World leaders tightened sanctions on North Korea on Monday in an effort to deter the reclusive communist regime’s leader from developing nuclear weapons.
No consensus exists on how to stop Kim Jong Un from his wild pursuit of developing weapons of mass destruction, but a solution Tweeted by a former Navy SEAL commander last week is so ingenious that the United Nations may just want to consider it.
When former Navy SEAL Jocko Willink was asked how the North Korea issue should be approached, he didn’t reply with a military strategy or outline a surgical strike to take out Kim. Instead of dropping bombs, Willink said, we should drop iPhones. Twenty-five million of them.
“Kim Jong Un understands that as soon as society is open and North Korean people realize what they’re missing, Kim’s regime is unsustainable, and it’s going to be overthrown,” Sun said.
As a result, Kim would aggressively oppose any plan similar to Willink’s.
South Korea has carried out a similar idea on a smaller scale in the past, flying in balloons with DVDs and pamphlets.

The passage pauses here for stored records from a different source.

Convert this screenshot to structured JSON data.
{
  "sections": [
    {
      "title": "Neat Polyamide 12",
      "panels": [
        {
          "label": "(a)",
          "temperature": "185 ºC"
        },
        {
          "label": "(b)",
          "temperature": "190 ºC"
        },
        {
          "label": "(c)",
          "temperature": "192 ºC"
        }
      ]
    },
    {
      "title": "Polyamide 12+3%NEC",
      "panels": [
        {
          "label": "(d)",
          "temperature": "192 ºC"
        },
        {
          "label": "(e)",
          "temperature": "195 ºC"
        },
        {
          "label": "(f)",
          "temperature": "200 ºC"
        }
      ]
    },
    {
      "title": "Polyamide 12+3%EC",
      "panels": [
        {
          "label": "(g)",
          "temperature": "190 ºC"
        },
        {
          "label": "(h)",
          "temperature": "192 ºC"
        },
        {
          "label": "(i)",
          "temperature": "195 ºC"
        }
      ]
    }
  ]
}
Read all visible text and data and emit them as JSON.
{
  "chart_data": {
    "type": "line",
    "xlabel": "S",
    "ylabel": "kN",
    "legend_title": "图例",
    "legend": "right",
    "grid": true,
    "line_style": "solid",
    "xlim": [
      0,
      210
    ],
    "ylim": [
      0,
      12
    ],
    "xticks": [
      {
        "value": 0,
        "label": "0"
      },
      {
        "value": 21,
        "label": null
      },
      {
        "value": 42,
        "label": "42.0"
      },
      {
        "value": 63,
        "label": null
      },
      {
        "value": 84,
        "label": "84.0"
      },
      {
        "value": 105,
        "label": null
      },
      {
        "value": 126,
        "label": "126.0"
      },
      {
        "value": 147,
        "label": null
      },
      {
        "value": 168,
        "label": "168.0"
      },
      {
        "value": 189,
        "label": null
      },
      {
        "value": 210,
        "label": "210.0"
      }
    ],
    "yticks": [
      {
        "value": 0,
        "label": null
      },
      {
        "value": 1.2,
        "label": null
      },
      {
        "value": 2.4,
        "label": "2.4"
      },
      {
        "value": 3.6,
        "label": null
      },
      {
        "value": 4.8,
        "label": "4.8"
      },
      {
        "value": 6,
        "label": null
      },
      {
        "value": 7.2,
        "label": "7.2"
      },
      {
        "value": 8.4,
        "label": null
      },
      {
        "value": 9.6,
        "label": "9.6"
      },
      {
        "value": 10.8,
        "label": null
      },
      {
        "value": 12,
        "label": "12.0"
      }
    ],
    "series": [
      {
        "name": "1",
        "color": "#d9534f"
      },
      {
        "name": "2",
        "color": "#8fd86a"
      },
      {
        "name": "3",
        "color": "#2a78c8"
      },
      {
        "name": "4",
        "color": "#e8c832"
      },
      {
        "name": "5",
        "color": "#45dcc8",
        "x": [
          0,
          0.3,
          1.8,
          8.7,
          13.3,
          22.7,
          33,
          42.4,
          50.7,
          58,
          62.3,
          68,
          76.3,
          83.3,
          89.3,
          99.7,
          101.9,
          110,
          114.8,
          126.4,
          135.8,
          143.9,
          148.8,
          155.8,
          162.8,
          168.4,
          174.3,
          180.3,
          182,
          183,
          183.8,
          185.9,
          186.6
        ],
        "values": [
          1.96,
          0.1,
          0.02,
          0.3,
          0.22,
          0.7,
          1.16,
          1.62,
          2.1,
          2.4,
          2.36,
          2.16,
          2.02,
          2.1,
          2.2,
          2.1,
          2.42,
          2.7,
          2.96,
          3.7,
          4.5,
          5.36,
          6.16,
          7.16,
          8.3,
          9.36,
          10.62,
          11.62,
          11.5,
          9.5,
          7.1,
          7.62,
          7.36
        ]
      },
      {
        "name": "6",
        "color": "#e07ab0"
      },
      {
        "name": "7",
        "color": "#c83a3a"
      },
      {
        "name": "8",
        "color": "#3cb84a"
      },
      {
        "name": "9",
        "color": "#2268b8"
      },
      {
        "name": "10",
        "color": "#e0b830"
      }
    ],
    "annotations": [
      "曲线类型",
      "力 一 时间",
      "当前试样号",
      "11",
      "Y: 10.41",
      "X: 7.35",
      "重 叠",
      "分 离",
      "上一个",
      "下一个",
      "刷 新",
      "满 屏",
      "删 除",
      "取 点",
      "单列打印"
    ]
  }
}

North Korea responded militarily, fearing that its image among its citizens would decline once they saw the prosperity in free societies.
Dropping 25 million iPhones on North Korea may also have a downside because it is essentially “rewarding an illegitimate nuclear dictatorship” that “we know has committed massive human rights [crimes] against its people,” Sun said.
As a result, while sending millions of high tech gifts to North Korea might make the people rise up, it could also backfire if most of the technology is seized “exploited first and foremost by the government,” Sun said.
But despite the downside, the plan appears to fare better than other options, at least in theory.
“They’re not going to denuclearize until their regime changes and society changes,” Sun said. “This approach may be the longer route, but it has the hope of succeeding.”